(Reuters) - Schick and Wilkinson razor brands owner Edgewell Personal Care Co said on Thursday it would buy shaving startup Harry’s Inc in a $1.37 billion cash-and-stock deal, but its shares plunged 17 percent as the high levels of debt spooked investors.
Edgewell is the latest U.S. grooming company to buy startups to capitalize on such firms’ strong online presence and attract a new set of customers.
But such deals have not come cheap. Unilever reportedly paid five times annual sales for Dollar Shave Club in 2016.
While Edgewell is paying only four times revenue, the combined company will have gross debt of 5.2x earnings before interest, taxes, depreciation and amortization (EBITDA) when the deal closes.
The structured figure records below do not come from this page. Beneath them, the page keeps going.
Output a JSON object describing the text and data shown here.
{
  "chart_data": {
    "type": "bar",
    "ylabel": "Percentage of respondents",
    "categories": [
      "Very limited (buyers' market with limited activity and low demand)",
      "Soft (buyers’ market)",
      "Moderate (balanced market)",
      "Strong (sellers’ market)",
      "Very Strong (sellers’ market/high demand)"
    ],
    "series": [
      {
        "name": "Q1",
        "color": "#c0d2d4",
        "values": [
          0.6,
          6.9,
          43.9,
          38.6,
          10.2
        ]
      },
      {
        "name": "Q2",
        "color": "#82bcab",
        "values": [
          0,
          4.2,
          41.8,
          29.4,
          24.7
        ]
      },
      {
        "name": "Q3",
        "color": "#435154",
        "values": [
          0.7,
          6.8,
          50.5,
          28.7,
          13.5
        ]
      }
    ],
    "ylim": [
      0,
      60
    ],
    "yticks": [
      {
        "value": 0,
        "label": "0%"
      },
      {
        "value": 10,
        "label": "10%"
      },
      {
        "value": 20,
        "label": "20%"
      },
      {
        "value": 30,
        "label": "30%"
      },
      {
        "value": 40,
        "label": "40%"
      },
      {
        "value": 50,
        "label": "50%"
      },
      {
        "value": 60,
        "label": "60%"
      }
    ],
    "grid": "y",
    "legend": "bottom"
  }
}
Edgewell currently has a total debt of about $1 billion, which Consumer Edge analyst Jonathan Feeney said would double once the deal closes.
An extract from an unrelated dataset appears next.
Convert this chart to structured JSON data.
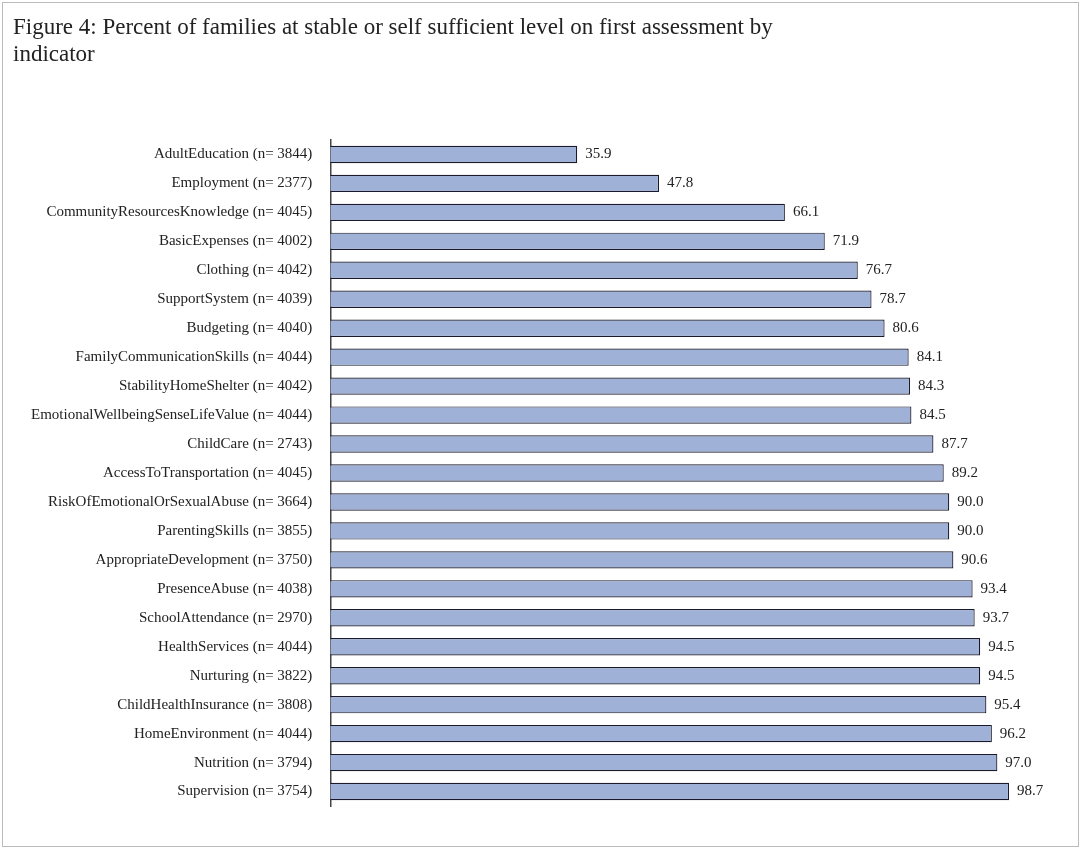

Gillette-owner Procter & Gamble and Unilever both have total debt of around twice their EBITDA.
UBS analyst Steven Strycula said while the deal made strategic sense in terms of growing Edgewell’s distribution and getting a direct-to-consumer expertise, it came with some risks.
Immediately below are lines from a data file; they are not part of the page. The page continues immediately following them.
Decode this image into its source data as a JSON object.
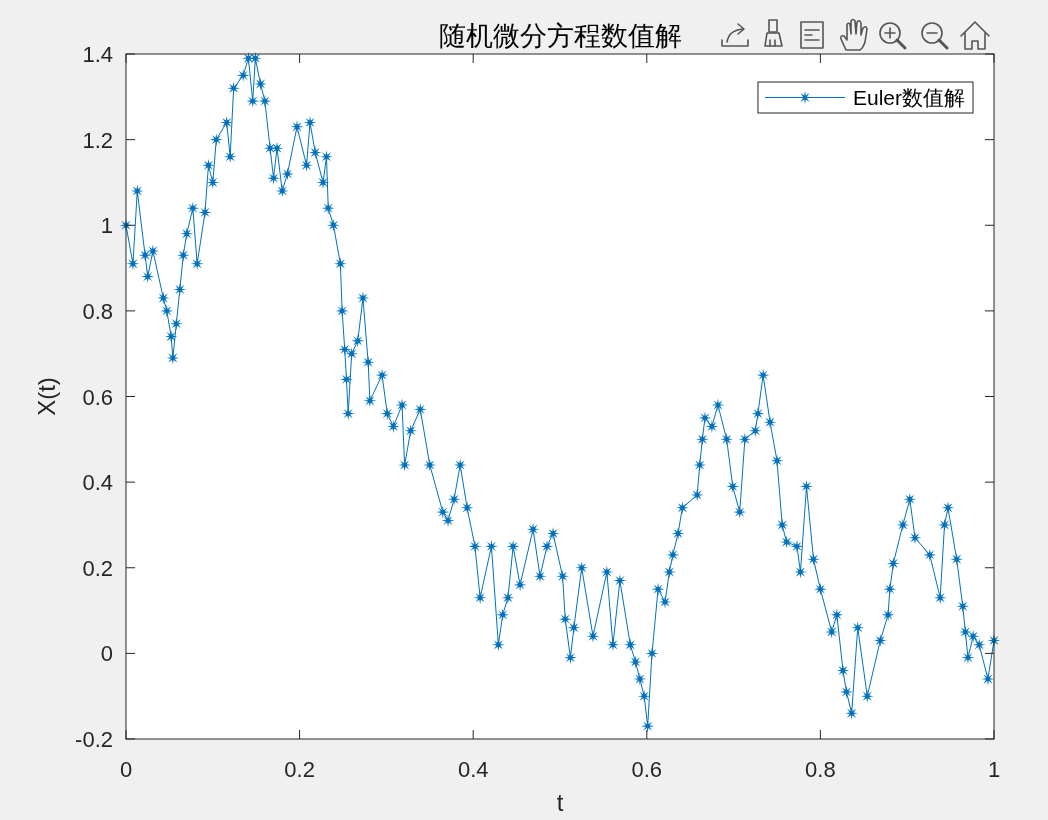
{
  "chart_data": {
    "type": "line",
    "title": "随机微分方程数值解",
    "xlabel": "t",
    "ylabel": "X(t)",
    "x": [
      0,
      0.008,
      0.013,
      0.022,
      0.025,
      0.031,
      0.043,
      0.047,
      0.052,
      0.054,
      0.058,
      0.062,
      0.066,
      0.07,
      0.077,
      0.082,
      0.091,
      0.095,
      0.1,
      0.104,
      0.116,
      0.12,
      0.124,
      0.135,
      0.141,
      0.146,
      0.149,
      0.155,
      0.16,
      0.166,
      0.17,
      0.174,
      0.18,
      0.186,
      0.197,
      0.208,
      0.212,
      0.218,
      0.227,
      0.231,
      0.233,
      0.239,
      0.247,
      0.249,
      0.252,
      0.254,
      0.256,
      0.26,
      0.267,
      0.273,
      0.279,
      0.281,
      0.295,
      0.301,
      0.308,
      0.318,
      0.321,
      0.328,
      0.339,
      0.35,
      0.365,
      0.371,
      0.378,
      0.385,
      0.393,
      0.402,
      0.408,
      0.421,
      0.429,
      0.434,
      0.44,
      0.446,
      0.454,
      0.469,
      0.477,
      0.485,
      0.492,
      0.503,
      0.506,
      0.512,
      0.516,
      0.525,
      0.538,
      0.554,
      0.561,
      0.569,
      0.581,
      0.587,
      0.592,
      0.597,
      0.601,
      0.606,
      0.613,
      0.621,
      0.626,
      0.63,
      0.636,
      0.641,
      0.658,
      0.661,
      0.664,
      0.667,
      0.675,
      0.682,
      0.692,
      0.699,
      0.707,
      0.713,
      0.725,
      0.728,
      0.734,
      0.742,
      0.75,
      0.756,
      0.761,
      0.773,
      0.777,
      0.784,
      0.792,
      0.8,
      0.813,
      0.819,
      0.826,
      0.83,
      0.836,
      0.843,
      0.854,
      0.869,
      0.878,
      0.88,
      0.884,
      0.895,
      0.903,
      0.909,
      0.926,
      0.938,
      0.943,
      0.947,
      0.957,
      0.964,
      0.967,
      0.97,
      0.976,
      0.983,
      0.993,
      1
    ],
    "series": [
      {
        "name": "Euler数值解",
        "color": "#0072bd",
        "values": [
          1.0,
          0.91,
          1.08,
          0.93,
          0.88,
          0.94,
          0.83,
          0.8,
          0.74,
          0.69,
          0.77,
          0.85,
          0.93,
          0.98,
          1.04,
          0.91,
          1.03,
          1.14,
          1.1,
          1.2,
          1.24,
          1.16,
          1.32,
          1.35,
          1.39,
          1.29,
          1.39,
          1.33,
          1.29,
          1.18,
          1.11,
          1.18,
          1.08,
          1.12,
          1.23,
          1.14,
          1.24,
          1.17,
          1.1,
          1.16,
          1.04,
          1.0,
          0.91,
          0.8,
          0.71,
          0.64,
          0.56,
          0.7,
          0.73,
          0.83,
          0.68,
          0.59,
          0.65,
          0.56,
          0.53,
          0.58,
          0.44,
          0.52,
          0.57,
          0.44,
          0.33,
          0.31,
          0.36,
          0.44,
          0.34,
          0.25,
          0.13,
          0.25,
          0.02,
          0.09,
          0.13,
          0.25,
          0.16,
          0.29,
          0.18,
          0.25,
          0.28,
          0.18,
          0.08,
          -0.01,
          0.06,
          0.2,
          0.04,
          0.19,
          0.02,
          0.17,
          0.02,
          -0.02,
          -0.06,
          -0.1,
          -0.17,
          0.0,
          0.15,
          0.12,
          0.19,
          0.23,
          0.28,
          0.34,
          0.37,
          0.44,
          0.5,
          0.55,
          0.53,
          0.58,
          0.5,
          0.39,
          0.33,
          0.5,
          0.52,
          0.56,
          0.65,
          0.54,
          0.45,
          0.3,
          0.26,
          0.25,
          0.19,
          0.39,
          0.22,
          0.15,
          0.05,
          0.09,
          -0.04,
          -0.09,
          -0.14,
          0.06,
          -0.1,
          0.03,
          0.09,
          0.15,
          0.21,
          0.3,
          0.36,
          0.27,
          0.23,
          0.13,
          0.3,
          0.34,
          0.22,
          0.11,
          0.05,
          -0.01,
          0.04,
          0.02,
          -0.06,
          0.03
        ]
      }
    ],
    "xlim": [
      0,
      1
    ],
    "ylim": [
      -0.2,
      1.4
    ],
    "xticks": [
      0,
      0.2,
      0.4,
      0.6,
      0.8,
      1
    ],
    "yticks": [
      -0.2,
      0,
      0.2,
      0.4,
      0.6,
      0.8,
      1,
      1.2,
      1.4
    ],
    "legend": "top right",
    "marker": "star",
    "line_style": "solid"
  }
}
“The pro-forma company carries in excess of 5x leverage and competes head-to-head with a stronger P&G - who is determined to return Gillette to sustainable growth,” Strycula said in a note.
Edgewell, which also reported lower-than-expected second-quarter revenue and a near 9 percent decline in organic sales, expects Harry’s to bring in $325 million in net sales and breakeven on EBITDA basis this year.
The company is in the process of exploring alternatives, including the sale of its feminine care and infant care businesses, and the current debt estimates exclude proceeds from any potential divestiture.
New York-based Harry’s sells razors, shaving creams, lotions, soaps and other grooming products, embossed with its quirky hairy elephant logo, as well as Flamingo line of women’s razors and waxes over the internet and also in Walmart Inc and Target Corp stores.
Edgewell said Harry’s founders Andy Katz-Mayfield and Jeff Raider will join its executive team as co-presidents of the company’s U.S. operations.
The company will pay 79 percent of the deal value in cash and the rest in stock, giving Harry’s shareholders an 11 percent stake in the combined company upon completion of the deal, expected by the end of first quarter of 2020.
Edgewell’s shares were trading down about 13 percent at $34.81, on pace to erase all its year-to-date gains.